A complete history and physical examination were obtained at the diabetes clinic. No known drug allergies were noted. Since the initiation of metformin six days earlier, Adam’s home glucose values measured >200 mg/dL throughout the day. Ketone monitoring was not ordered. The family implemented a diet eliminating concentrated sweets.
The patient’s father had recently been diagnosed with T2DM. No endocrine or autoimmune disorders were reported in other family members. A review of systems was notable for continued fatigue, polyuria, polydipsia, and polyphagia.
On physical exam, Adam was alert, interactive, and in no apparent distress. Height was 160 cm, weight 70 kg, BMI 27.3, BP 107/56 mm Hg, and heart rate 76 beats per minute. Skin was warm and dry with no rash or stria. Mild acanthosis nigricans (AN) was noted on the posterior neck.
Laboratory studies obtained by pediatric endocrinology are listed in Table 2.
Adam’s HbA1c and glucose levels were elevated. He showed no clinical symptoms or laboratory analyses suggesting diabetic ketoacidosis (DKA). However, based on these laboratory findings and the presence of classic clinical symptoms, he clearly had diabetes. Due to an extremely elevated HbA1c, intensive insulin therapy was initiated during his initial clinic visit, pending further laboratory analysis.
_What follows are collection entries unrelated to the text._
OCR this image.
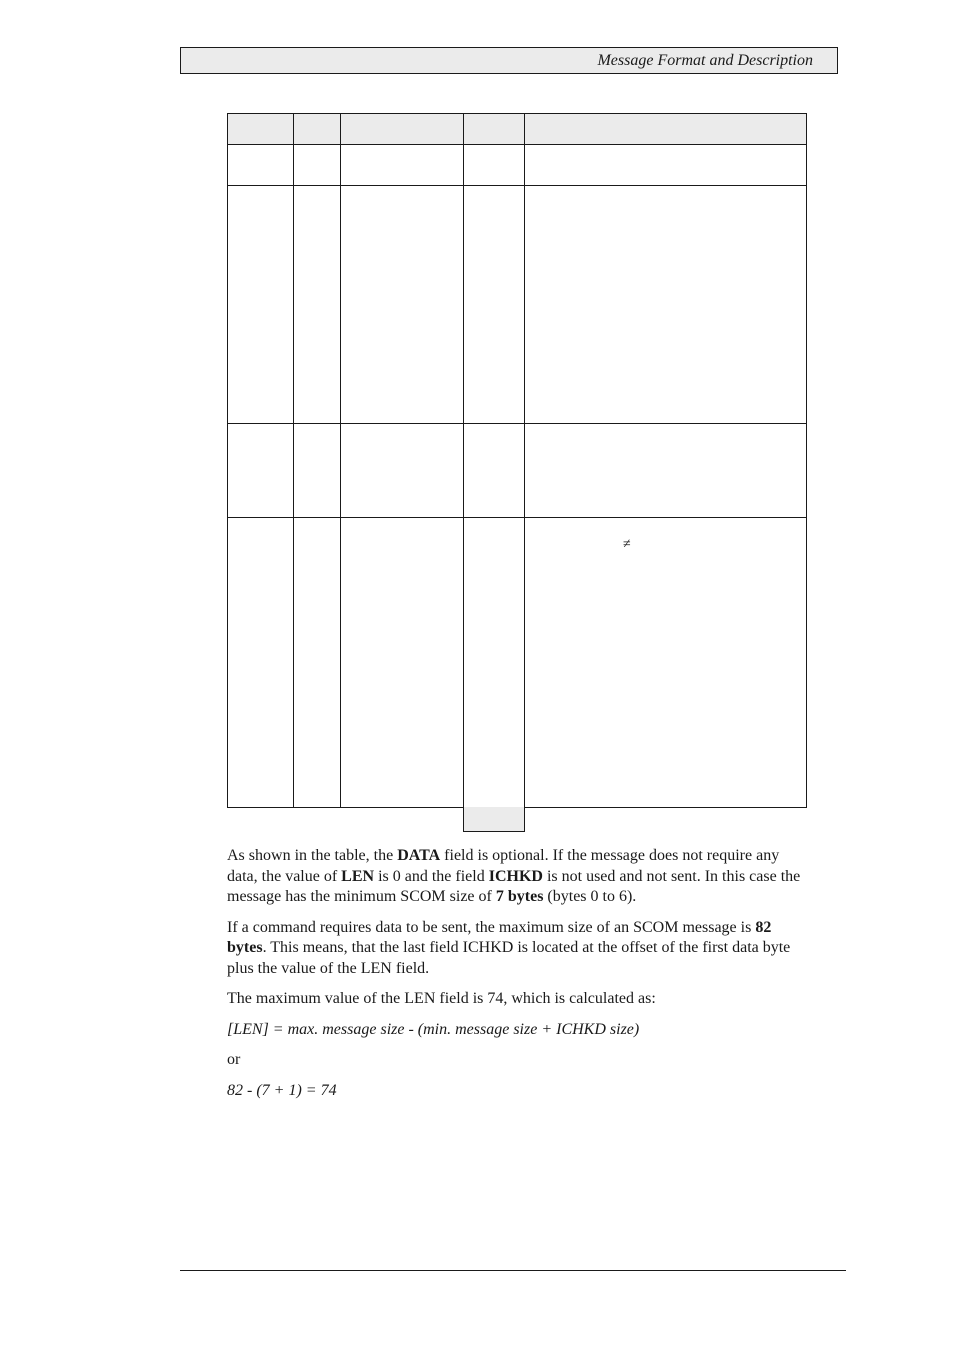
Message Format and Description

≠

As shown in the table, the DATA field is optional. If the message does not require any data, the value of LEN is 0 and the field ICHKD is not used and not sent. In this case the message has the minimum SCOM size of 7 bytes (bytes 0 to 6).

If a command requires data to be sent, the maximum size of an SCOM message is 82 bytes. This means, that the last field ICHKD is located at the offset of the first data byte plus the value of the LEN field.

The maximum value of the LEN field is 74, which is calculated as:

[LEN] = max. message size - (min. message size + ICHKD size)

or

82 - (7 + 1) = 74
Because of Adam’s age, family history, and clinical presentation, it is important to determine whether he had T1DM or T2DM. Given such physical findings as high BMI and mild AN, along with his positive family history of T2DM, the patient was started on metformin. While the presence of mild AN suggests insulin resistance and hyperinsulinemia, Adam’s C-peptide level was not elevated. The AN was more likely related to his high BMI.4
Laboratory findings did not show acidosis, which would support the possibility of T2DM. Although Adam’s C-peptide level fell within the normal range, given his degree of hyperglycemia, a normal C-peptide may actually have demonstrated insulin deficiency — a characteristic of T1DM. Two of the diabetes autoantibody studies (glutamic acid decarboxylase [GAD] and insulinoma associated [IA]-2) were positive, demonstrating pancreatic autoimmunity, which is also suggestive of T1DM.1 Finally, Adam’s insulin autoantibody was negative, but since he was insulin (exogenous)-naïve, this was not unexpected.5 Considering his history and laboratory assessment, Adam was diagnosed with T1DM.